Perhaps he’d waited too long to do the amputation.
Chapter 62
Arabella roamed aimlessly around the big plantation house. She was having a hard time wrapping her head around all that had happened. She wished fervently for her great-grandmother. Vaughn could explain everything and make sense of it all. If only she had talked to Arabella about this before her death.
She brushed off Jerry’s attempts to engage her in conversation. Since Vaughn wasn’t there, she just wanted to be left alone.
She plundered through the room with all the furniture shoved against each other. It was highly inconvenient. Especially since she was pretty sure the wardrobe in the corner was the same one she’d used in 1863.
“Jerry,” she called. “I need to get in this bureau. Will you help me?”
Jerry blew out a breath, but went to work moving aside four other heavy pieces of furniture. “What are you looking for?”
“I don’t know.”
As soon as he had the doors free, she threw them open, more than halfway expecting to see her jeans and tee-shirt stacked on the third shelf where she’d left them. Instead it was empty.
“Are you looking for something that belonged to your great-grandmother?”
“Yes.” Anything that would give her some glimpse into the past she’d left behind.
“Most everything got stored in the attic.

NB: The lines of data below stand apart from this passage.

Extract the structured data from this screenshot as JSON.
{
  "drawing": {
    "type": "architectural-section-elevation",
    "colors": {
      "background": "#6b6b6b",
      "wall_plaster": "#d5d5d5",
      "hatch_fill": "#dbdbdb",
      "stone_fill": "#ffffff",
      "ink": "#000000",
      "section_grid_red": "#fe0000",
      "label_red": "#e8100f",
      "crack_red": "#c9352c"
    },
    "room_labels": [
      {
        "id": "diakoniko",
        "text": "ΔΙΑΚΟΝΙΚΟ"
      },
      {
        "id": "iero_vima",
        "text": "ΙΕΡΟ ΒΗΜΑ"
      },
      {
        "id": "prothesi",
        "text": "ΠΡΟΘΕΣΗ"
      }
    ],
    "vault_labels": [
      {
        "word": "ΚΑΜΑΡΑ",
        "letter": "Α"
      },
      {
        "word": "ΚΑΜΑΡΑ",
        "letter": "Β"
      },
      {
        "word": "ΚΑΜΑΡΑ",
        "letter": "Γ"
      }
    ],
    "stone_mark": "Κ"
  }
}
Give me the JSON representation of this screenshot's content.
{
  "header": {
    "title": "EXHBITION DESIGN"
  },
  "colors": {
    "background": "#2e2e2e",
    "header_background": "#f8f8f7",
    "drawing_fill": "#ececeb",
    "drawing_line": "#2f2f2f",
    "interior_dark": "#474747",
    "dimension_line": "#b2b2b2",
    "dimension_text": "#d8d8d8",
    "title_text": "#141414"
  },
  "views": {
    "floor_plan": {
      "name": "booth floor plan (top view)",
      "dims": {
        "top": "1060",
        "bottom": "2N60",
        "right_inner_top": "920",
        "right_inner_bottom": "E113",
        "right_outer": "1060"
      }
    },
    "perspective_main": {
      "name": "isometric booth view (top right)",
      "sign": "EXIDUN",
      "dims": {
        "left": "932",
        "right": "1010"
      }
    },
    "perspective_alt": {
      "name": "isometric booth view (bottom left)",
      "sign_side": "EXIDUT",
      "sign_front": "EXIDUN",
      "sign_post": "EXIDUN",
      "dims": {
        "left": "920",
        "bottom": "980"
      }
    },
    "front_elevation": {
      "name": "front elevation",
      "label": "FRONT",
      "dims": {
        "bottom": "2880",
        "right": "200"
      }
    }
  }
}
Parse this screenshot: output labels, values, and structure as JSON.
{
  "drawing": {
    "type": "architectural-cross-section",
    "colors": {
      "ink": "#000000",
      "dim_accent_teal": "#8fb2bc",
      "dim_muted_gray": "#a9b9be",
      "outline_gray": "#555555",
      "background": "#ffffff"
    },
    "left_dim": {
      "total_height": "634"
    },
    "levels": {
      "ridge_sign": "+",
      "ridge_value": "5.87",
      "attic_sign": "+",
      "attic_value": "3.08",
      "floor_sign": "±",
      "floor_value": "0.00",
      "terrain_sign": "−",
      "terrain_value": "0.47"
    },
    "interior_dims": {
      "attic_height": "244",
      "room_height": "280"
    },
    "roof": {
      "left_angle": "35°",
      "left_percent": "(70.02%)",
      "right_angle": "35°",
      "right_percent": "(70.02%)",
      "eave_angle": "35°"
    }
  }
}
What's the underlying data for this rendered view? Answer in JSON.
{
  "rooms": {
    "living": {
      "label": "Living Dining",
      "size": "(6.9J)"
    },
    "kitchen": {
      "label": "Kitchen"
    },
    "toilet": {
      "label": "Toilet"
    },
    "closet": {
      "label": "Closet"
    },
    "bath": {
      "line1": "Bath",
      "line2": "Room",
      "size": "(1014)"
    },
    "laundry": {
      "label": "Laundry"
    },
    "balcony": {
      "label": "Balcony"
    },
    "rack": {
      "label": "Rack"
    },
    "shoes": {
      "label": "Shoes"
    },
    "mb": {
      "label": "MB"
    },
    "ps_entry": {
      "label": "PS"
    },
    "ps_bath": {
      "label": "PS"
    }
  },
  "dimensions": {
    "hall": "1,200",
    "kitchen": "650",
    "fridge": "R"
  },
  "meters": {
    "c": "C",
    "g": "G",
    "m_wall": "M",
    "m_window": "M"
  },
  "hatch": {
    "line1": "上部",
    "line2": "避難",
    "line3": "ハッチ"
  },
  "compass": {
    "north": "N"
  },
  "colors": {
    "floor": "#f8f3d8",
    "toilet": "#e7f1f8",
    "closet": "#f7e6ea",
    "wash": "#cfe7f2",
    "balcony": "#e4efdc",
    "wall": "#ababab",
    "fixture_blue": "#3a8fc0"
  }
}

There’s a bunch of old trunks up there.”
“There are trunks in the attic?” Of course. It made perfect sense. So many people had lived here over the years, things would naturally have been packed away and stored.
“Yeah.”
“Where’s the attic?”
After Jerry led her to the attic door, she stood in awe at so many things she’d used when she was in the past. There was the full-length mirror and a vanity that had been in her room. And there, shoved against the wall was the trunk.